Nano is neato, but we also need our grand projects — Disney Hall, the new Bay Bridge, the Los Angeles Metro — to remind us that we are still capable of great civic undertakings. As the roads fill up, and air travel becomes unbearable, we need to know that life can become more convenient, not less. The electric bullet train, which will cover 800 miles with 24 stations from San Diego to San Francisco and Sacramento (it will branch at Madera) will also bring jobs, cleaner air and a sense of cohesion to a sprawling state.
More than one speaker here compared the bullet train to the Golden Gate Bridge, the Hoover dam and the Panama Canal — engineering triumphs with powerful detractors, funding crises and deadly accidents. "Everything big runs into opposition," Brown said. "The Central Valley Water Project was stigmatized and attacked.
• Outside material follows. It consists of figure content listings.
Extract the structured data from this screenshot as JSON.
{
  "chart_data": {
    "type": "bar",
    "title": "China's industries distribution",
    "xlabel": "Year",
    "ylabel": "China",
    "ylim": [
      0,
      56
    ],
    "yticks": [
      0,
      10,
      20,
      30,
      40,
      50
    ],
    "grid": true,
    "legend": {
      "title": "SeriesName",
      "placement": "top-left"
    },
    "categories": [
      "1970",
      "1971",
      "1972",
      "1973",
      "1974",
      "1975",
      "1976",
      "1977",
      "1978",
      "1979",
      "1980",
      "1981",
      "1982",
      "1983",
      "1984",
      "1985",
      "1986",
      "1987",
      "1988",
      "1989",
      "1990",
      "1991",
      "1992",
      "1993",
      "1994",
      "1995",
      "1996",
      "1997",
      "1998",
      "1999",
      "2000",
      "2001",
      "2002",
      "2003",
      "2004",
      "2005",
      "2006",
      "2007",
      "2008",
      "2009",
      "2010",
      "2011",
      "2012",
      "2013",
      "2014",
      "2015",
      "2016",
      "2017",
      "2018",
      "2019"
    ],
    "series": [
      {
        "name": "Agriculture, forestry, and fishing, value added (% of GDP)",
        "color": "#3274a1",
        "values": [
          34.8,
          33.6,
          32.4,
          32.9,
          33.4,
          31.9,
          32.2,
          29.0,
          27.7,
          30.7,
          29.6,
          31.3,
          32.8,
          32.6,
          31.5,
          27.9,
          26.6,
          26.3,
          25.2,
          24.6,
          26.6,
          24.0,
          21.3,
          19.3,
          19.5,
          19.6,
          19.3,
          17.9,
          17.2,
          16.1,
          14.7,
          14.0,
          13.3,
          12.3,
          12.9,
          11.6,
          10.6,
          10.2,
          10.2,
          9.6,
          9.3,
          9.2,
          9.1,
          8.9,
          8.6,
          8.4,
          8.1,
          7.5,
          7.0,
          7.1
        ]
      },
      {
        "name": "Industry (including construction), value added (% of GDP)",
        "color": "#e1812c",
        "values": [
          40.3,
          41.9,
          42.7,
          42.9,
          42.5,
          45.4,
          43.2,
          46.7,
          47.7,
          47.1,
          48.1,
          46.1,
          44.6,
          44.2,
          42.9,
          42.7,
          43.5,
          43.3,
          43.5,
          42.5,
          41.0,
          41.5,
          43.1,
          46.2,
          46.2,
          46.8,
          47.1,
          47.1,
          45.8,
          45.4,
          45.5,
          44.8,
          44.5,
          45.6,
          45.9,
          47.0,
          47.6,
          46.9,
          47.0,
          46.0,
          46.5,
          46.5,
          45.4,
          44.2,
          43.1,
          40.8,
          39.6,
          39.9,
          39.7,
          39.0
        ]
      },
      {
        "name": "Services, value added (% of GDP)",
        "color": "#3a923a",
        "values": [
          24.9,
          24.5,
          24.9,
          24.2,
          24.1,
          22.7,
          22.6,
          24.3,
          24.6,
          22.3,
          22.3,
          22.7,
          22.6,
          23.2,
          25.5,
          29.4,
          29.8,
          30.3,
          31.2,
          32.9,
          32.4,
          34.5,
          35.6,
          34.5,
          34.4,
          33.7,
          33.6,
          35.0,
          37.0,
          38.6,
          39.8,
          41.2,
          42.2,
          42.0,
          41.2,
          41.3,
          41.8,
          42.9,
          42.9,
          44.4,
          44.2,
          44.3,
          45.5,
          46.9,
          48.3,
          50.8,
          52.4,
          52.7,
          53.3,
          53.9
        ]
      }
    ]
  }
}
The BART? The mayor of Berkeley said this thing was a complete boondoggle."
Leave it to the former seminarian to put a spiritual gloss on his legacy project.
"As you know, I've had a lot of focus on the Middle Ages," Brown said. "Had to talk Latin and read a lot of stuff about the saints." His interests led him to visit great cathedrals, whose construction could be measured in centuries, not decades.
"Well," he vowed, "it's going to be quicker this time around."
From your lips to God's ears, Gov. Brown.